Calcium, Vitamin D Supplements Can Have Negative Health Consequences
Researchers say there is concern about the potential negative impact on health from taking calcium and vitamin D supplements. Use of over-the-counter supplements containing calcium and vitamin D has lead to an increase in a condition known as milk-alkali or calcium-alkali syndrome that can have negative health consequences.
Milk-alkali syndrome that can occur from taking too much calcium and vitamin D was noted in the 1900's when antacids and milk were popular to treat stomach ulcers and consumed in large quantities. High levels of calcium in the body cause a shift in acid-base balance. The same shift can occur from taking too much sodium bicarbonate to treat indigestion or heartburn.

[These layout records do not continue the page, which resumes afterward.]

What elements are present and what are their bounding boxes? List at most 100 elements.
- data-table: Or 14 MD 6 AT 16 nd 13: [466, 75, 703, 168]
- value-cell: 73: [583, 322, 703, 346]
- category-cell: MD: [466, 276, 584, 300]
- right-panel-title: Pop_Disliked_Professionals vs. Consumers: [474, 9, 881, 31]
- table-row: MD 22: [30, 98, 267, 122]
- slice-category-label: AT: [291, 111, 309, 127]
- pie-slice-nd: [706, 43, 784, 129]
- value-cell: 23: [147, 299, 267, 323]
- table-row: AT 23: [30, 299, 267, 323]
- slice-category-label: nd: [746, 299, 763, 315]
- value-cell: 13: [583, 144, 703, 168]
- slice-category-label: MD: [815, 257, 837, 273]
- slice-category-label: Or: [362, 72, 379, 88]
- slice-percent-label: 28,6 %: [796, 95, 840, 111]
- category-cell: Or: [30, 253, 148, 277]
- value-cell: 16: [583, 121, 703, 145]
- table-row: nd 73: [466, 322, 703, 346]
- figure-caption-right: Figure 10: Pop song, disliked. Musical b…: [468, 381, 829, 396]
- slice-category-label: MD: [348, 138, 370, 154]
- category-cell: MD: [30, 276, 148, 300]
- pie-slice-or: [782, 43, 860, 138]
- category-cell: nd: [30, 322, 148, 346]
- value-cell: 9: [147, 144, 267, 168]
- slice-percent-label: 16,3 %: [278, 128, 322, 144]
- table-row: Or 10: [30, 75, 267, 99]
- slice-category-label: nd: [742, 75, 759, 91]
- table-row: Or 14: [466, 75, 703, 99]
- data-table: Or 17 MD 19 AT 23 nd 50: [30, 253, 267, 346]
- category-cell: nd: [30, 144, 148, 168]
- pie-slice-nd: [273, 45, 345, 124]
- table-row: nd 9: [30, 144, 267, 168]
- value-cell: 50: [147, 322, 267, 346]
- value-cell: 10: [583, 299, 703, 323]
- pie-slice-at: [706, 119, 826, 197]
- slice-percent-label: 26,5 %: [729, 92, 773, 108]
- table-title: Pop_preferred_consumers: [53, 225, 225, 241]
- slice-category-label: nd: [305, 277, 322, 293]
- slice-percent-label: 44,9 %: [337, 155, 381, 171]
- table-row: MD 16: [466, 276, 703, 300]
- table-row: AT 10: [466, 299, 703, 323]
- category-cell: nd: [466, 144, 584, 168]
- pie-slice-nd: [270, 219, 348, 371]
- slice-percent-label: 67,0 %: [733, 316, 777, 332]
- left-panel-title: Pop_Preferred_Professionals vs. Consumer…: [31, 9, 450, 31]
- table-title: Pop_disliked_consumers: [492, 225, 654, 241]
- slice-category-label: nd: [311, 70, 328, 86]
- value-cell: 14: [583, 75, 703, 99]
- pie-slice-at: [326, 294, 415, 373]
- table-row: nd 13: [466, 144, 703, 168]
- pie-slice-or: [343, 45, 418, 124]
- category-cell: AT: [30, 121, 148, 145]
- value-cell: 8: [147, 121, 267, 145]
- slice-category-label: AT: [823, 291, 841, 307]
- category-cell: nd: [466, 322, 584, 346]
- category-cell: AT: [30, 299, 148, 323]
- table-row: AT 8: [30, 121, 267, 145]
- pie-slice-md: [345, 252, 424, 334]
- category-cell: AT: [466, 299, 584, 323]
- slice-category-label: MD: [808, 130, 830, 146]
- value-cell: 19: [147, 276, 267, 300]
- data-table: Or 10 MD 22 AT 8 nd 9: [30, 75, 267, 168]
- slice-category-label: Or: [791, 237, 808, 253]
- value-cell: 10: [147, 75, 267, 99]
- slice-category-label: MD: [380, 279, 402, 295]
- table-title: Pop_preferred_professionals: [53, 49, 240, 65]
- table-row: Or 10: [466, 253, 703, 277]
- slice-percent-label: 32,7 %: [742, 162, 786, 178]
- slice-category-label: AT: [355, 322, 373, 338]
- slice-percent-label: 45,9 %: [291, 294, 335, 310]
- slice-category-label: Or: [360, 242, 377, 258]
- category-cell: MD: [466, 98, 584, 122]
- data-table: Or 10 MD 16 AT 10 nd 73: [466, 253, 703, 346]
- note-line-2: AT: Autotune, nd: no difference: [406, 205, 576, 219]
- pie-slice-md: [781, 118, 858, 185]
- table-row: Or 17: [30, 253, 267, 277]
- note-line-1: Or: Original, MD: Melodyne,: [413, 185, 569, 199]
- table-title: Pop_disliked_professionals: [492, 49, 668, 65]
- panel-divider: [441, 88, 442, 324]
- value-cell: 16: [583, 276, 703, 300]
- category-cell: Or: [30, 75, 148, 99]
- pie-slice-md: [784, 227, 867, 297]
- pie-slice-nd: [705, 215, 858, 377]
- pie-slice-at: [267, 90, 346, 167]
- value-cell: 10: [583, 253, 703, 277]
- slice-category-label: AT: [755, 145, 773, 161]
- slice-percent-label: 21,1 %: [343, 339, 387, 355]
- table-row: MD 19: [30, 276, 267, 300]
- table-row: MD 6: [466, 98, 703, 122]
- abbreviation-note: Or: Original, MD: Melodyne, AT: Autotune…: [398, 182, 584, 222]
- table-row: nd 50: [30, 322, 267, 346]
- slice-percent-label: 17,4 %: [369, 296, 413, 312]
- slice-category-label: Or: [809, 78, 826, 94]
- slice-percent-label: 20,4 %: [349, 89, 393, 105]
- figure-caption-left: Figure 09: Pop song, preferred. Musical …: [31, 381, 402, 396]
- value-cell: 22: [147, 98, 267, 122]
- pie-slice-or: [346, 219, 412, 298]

Combined with vitamin D the condition can become worse, resulting in calcium deposits in the kidneys that can lead to high blood pressure and kidney damage.
Researchers say taking too much over-the-counter calcium and vitamin D, commonly used to prevent osteoporosis, could have negative health effects. Stanley Goldfarb, MD and Ami Patel, MD (University of Pennsylvania School of Medicine) say milk-alkali syndrome should be renamed to calcium-alkali syndrome to alert people that it is too much calcium and not too much milk that can cause health problems.
"Calcium supplements taken in the recommended amounts are not only safe but are quite beneficial. Taken to excess is the problem," said Dr. Goldfarb. "Even at the recommended dose, careful monitoring of any medication is wise and yearly determinations of blood calcium levels for those patients taking calcium supplements or vitamin D is a wise approach."
Women who are pregnant, patients receiving dialysis, postmenopausal women, individuals with bulimia, and transplant recipients are the most vulnerable to milk-alkali or calcium-alkali syndrome from consuming too much calcium and vitamin D in supplement form. The study authors say to avoid the potential negative health consequences of too much Calcium and vitamin D, limit intake to 1.2 to 1.5 grams per day.